The resulting json contains everything including hidden items, though you could optionally still skip those by checking if the hidden field is set in each item before downloading.

cubicvoid commented 7 months ago

Actually one correction to the previous, the collection_items API seems to return metadata for everything, but it still only includes download links for unhidden items. (But unlike the currently used blob it seems -- for me -- to return the actual unhidden ones instead of an unpredictable mix.)

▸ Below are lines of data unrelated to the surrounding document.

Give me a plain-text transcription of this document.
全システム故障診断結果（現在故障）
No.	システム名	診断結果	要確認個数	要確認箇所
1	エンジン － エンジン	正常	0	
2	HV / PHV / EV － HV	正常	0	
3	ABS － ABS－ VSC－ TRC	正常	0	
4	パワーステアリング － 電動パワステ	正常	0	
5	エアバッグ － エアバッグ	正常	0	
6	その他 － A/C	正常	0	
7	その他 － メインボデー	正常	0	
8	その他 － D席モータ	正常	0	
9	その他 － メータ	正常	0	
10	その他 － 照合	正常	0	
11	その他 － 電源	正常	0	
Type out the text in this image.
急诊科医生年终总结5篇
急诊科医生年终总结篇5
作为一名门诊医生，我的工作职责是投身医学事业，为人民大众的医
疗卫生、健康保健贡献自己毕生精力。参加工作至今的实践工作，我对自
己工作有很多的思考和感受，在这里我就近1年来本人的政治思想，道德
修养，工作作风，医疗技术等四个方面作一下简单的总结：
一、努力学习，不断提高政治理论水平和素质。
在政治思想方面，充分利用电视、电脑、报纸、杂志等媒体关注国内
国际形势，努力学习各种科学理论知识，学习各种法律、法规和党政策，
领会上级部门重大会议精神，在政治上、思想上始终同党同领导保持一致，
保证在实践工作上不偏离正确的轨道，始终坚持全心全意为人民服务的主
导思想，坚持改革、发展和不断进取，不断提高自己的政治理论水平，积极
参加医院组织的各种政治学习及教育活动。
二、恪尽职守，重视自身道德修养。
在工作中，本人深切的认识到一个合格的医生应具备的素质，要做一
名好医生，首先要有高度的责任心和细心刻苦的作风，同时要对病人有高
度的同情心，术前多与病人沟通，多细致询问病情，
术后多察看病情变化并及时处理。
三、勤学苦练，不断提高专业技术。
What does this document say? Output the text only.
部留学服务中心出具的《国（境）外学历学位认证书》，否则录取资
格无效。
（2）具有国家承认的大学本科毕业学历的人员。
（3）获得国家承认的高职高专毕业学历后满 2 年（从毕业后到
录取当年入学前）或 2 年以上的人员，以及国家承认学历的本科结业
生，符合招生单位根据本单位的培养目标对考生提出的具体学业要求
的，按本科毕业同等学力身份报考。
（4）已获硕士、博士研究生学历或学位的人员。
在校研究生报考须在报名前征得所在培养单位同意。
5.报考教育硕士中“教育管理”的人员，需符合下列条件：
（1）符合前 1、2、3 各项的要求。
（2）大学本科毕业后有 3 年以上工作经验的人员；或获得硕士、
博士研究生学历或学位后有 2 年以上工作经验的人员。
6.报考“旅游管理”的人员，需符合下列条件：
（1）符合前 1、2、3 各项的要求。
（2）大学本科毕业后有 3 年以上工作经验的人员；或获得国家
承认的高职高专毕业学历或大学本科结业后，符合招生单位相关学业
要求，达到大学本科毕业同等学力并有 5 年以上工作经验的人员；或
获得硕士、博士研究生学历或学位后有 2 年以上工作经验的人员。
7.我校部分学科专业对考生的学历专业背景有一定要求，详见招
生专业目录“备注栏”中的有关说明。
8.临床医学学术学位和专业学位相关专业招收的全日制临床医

cubicvoid commented 7 months ago

Oh, my mistake, when I went in to try and fix it I realized you're using the tag attribute blob differently than I'd thought... so you already are basically doing what I was suggesting. I think the issue is probably this line:

'count' : _user_info['collection_count'] - len(_user_info['download_urls']),

You calculate the item request count based on the number of urls you expect, but what it returns is the full list of items (including hidden) truncated to that number, and then in redownload_urls a smaller list of the subset that are actually visible/downloadable.

So I guess the difficulty is to either figure out a better upper bound for count, or to fetch the list in multiple pages so count doesn't have to be changed.

cubicvoid commented 7 months ago

My explanation from yesterday was the right intuition but not quite right in the API specifics -- I put together a fix, see the linked PR description for more precise details of what was going on.